We turn to the issue of the compensability of claimant’s ankylosing spondylitis. Claimant’s disease was not caused by his injury. In order to establish its compensability, the burden is on claimant to prove by a preponderance of the evidence that: “(1) his work activity and conditions (2) caused a worsening of his underlying disease (3) resulting in an increase in his pain (4) to the extent that it produces disability or requires medical services.” Weller v. Union Carbide, 288 Or 27, 35, 602 P2d 259 (1979). Claimant has not met his burden as to the second element of the Weller test, i.e., that his 1972 back injury caused a worsening of his ankylosing spondylitis.

The primary support for claimant’s position is in the reports and testimony of Dr. Moore, the rheumatologist to whom claimant was referred shortly after the initial diagnosis of ankylosing spondylitis. He treated claimant from September, 1977, until mid-1978. He saw claimant again in September, 1980. Dr. Moore testified:

“* * * I don’t believe he would be in the situation he is now had that accident not occurred. * * * [A]s I look back over the course of this illness, it is the major incident that I see that has caused him to have an ongoing disease activity at a much higher level than what he had before.”

The record does not demonstrate an adequate basis for the doctor’s conclusion. Examination of his reports and testimony reveals it to be based essentially on the following: (1) that claimant was asymptomatic before the injury and symptoms consistent with ankylosing spondylitis followed the injury; and (2) inflammatory arthritis as a general rule tends to “flare in the face of trauma.” Neither basis is sufficient to persuade us that his conclusion is more likely correct than not.

*38Dr. Moore testified that, in his opinion, the trauma had aggravated the inflamation from ankylosing spondylitis, “producing the symptoms that have carried through to the present time.” Indications of the ankylosing spondylitis were apparent in an x-ray report of August, 1973, in which “sclerosis of the iliac aspect of the left sacroiliac joint” was noted. A 1975 x-ray report noted progression since the 1973 x-ray, indicating the possibility of ankylosing spondylitis. However, Dr. Moore testified that sclerosis suggests that ankylosing spondylitis would have been present for a year or more but “whether it had been for three, four years, whether it had been for a year is unclear.” He provided no specific explanation other than temporal coincidence why inflammation due to ankylosing spondylitis was aggravated by the 1972 injury. Although he stressed the continuity of symptoms since the injury as a factor in his conclusion, he also stated:

“* * * I would not be willing to make some kind of statement as to what extent he had ankylosing spondylitis to account for his symptoms and to what extent he had something else. * * *”

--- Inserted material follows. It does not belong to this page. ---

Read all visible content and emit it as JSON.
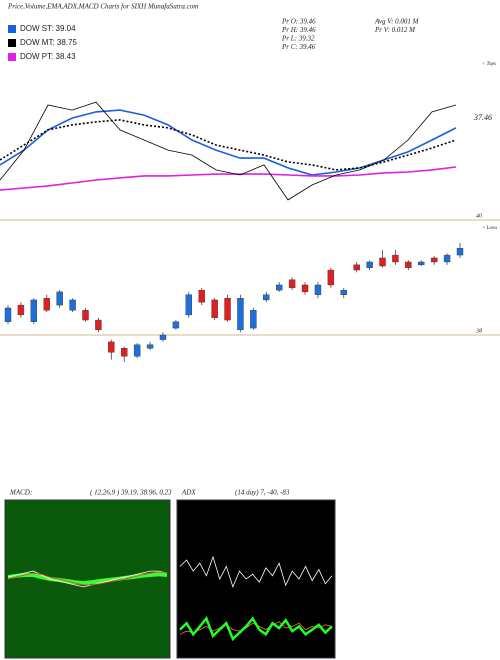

Dr. Moore was the only physician who concluded that claimant’s 1972 injury had aggravated his disease. Other physicians who examined him, including Dr. Rosenbaum, who first diagnosed ankylosing spondylitis, and Dr. Poulson, who treated claimant from July, 1975, until sometime in the fall of 1977, were unable to make such a connection. Claimant has failed to meet his burden under Weller to establish a causal connection between the injury and worsening of the disease of ankylosing spondylitis.

On cross-appeal Argonaut contends that there is no basis for the referee’s increase in the permanent partial disability award by the original determination order, because claimant’s disability had not changed since the time of that determination. We disagree. The record shows that the. referee adequately considered claimant’s physical limitations, work experience and training in making his finding, and we concur in those findings.

Affirmed.

ORS 656.262(9) provides:

“If the insurer * * * unreasonably delays acceptance or denial of a claim, the insurer * * * shall be liable for an additional amount up to 25 percent of the amounts then due plus any attorney fees which may be assessed under ORS 656.382.”

ORS 656.262(8) provides:

“Merely paying or providing compensation shall not be considered acceptance of a claim or an admission of liability, nor shall mere acceptance of such compensation be considered a waiver of the right to question the amount thereof.”